In the Druid Heights neighborhood of West Baltimore on Monday, Kevin Brown, 55, was tending a garden where an empty lot used to be — two blocks from where Mr. Cummings lives — against the backdrop of a colorful mural painted on the brick wall of a historic home. The owner had planted it in an effort to beautify the neighborhood.

“Everybody here helps each other,” Mr. Brown said, adding that that is something Mr. Trump knows little about.

Throughout the city, there was a sense of real pain. Baltimore is accustomed to being painted as downtrodden and falling apart; whenever anything bad happens, people here say, the national media swoops in, scaring away tourists and investors. Now the president of the United States is reinforcing that perception on his Twitter feed.

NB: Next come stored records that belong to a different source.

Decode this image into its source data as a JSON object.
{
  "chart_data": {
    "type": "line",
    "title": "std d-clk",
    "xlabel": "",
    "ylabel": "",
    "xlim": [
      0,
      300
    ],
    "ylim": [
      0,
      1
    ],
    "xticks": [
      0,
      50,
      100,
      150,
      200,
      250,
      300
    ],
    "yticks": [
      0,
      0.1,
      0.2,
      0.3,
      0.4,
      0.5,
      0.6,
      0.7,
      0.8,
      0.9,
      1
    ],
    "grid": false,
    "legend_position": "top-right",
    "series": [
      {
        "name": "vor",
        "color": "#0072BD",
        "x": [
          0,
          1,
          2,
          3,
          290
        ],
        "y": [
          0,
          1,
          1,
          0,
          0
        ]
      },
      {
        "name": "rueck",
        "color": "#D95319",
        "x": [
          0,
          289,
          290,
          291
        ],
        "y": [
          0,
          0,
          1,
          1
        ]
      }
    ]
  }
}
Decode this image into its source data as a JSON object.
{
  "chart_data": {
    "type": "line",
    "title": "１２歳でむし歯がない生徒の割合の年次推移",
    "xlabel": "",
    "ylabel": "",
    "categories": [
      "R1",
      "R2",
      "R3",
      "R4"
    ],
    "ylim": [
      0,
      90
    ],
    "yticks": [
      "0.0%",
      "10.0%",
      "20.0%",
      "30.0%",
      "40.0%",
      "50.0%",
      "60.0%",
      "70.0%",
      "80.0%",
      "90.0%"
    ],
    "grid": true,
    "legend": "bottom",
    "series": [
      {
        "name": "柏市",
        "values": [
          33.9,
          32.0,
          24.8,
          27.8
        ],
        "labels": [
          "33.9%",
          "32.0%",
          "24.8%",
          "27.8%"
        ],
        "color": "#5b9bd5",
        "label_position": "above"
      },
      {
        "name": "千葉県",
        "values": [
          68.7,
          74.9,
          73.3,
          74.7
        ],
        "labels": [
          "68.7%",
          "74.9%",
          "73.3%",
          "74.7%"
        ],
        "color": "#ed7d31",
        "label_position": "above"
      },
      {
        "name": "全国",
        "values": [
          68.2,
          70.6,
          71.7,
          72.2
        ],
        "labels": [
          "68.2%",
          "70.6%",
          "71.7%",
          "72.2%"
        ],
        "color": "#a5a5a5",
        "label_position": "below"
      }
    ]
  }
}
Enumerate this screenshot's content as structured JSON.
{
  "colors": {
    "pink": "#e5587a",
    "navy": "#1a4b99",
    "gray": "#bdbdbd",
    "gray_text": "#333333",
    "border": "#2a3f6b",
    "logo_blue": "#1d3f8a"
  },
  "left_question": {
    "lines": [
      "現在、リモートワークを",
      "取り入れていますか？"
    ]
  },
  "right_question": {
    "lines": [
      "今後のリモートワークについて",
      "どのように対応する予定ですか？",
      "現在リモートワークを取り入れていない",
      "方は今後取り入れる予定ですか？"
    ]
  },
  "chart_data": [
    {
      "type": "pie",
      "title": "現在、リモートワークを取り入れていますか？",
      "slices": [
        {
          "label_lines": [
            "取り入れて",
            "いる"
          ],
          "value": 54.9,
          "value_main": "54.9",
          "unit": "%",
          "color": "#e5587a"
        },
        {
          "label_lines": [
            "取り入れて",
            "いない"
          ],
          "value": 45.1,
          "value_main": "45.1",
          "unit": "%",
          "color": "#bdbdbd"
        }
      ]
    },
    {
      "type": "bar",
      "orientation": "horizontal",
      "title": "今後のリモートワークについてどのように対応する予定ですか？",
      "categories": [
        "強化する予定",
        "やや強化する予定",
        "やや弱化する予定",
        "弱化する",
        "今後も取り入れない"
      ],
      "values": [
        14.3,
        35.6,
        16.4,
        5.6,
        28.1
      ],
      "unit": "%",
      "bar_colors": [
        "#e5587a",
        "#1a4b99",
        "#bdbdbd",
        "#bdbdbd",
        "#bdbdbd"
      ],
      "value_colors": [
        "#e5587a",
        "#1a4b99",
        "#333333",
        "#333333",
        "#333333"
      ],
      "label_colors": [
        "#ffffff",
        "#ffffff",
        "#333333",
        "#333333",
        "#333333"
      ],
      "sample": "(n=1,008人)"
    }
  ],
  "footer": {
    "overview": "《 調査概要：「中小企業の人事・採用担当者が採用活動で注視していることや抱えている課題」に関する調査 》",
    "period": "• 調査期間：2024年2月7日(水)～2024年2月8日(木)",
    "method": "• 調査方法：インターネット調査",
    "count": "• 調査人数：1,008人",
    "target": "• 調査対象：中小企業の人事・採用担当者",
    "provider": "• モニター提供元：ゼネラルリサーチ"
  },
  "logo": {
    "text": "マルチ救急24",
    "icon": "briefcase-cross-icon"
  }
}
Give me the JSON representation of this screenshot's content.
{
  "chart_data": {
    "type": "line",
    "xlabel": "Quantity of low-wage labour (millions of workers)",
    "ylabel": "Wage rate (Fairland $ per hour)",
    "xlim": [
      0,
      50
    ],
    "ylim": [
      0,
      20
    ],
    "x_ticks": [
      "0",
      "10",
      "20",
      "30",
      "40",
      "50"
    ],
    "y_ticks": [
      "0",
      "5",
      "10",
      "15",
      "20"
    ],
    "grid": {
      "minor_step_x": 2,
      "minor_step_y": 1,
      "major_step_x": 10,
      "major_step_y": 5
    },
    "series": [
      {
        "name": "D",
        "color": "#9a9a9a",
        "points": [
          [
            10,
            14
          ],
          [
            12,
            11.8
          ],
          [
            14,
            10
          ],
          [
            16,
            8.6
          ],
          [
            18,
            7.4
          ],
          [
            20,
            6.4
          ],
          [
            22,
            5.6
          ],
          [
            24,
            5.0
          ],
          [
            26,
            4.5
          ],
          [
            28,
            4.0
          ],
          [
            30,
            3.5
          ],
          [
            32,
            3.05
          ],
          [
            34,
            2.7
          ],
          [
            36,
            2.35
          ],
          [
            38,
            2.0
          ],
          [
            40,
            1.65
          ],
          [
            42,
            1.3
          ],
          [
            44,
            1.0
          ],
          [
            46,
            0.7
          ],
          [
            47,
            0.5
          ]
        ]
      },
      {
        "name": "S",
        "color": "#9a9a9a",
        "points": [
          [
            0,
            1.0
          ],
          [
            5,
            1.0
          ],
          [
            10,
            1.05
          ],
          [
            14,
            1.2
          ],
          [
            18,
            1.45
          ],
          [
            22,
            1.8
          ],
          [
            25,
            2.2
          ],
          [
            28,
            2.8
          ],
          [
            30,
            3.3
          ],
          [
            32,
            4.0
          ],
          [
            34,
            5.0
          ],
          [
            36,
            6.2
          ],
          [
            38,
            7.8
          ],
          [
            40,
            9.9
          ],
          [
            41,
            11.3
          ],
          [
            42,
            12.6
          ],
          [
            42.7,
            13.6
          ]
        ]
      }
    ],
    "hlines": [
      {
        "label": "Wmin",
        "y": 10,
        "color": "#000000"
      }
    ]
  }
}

“People tend to hear these hurtful words and internalize it,” said the Rev. Cleveland T. A. Mason, a Baptist minister who was meeting with faith leaders on Monday at the New Shiloh Baptist Church, where Freddie Gray was eulogized four years ago. “These things that are being said by the president of the United States are more hurtful because of who he is.”

City boosters are pushing back. On Monday, after the hashtag #WeAreBaltimore started trending on Twitter, a website by that name — already in the works before Trump’s tweets — went live earlier than planned. “We are more than alright,” its home page says.

Mr. Cummings — a son of South Carolina sharecroppers who moved to Baltimore to be preachers — has represented Baltimore for more than 20 years. After the 2015 unrest, he went onto the streets of West Baltimore, where he lives, to try to keep the peace. His district also includes some white suburbs, and in 2018, he won re-election with 76 percent of the vote.

As chairman of the House Committee on Oversight and Reform, a role that gives him the authority to investigate the president, he is a powerful and vocal critic of Mr. Trump. In Baltimore, Mr. Cummings is revered; the president, by contrast, is reviled. Mr. Trump took just 10 percent of the vote in Baltimore in 2016.

In West Baltimore, the kerfuffle around Mr. Trump’s tweets was tempered by an acknowledgment that any criticism of Charm City was going to have some truth to it.

On a street corner a few blocks from the Penn-North metro station, where the CVS drugstore has been rebuilt and two police cars sat on the plaza, Isaiah Lee was helping his uncle at the street stand in a vacant lot strewn with trash.

“Look at where we live at,” Isaiah said. “I mean, Baltimore may be not that great, but Baltimore is not what you think it is.”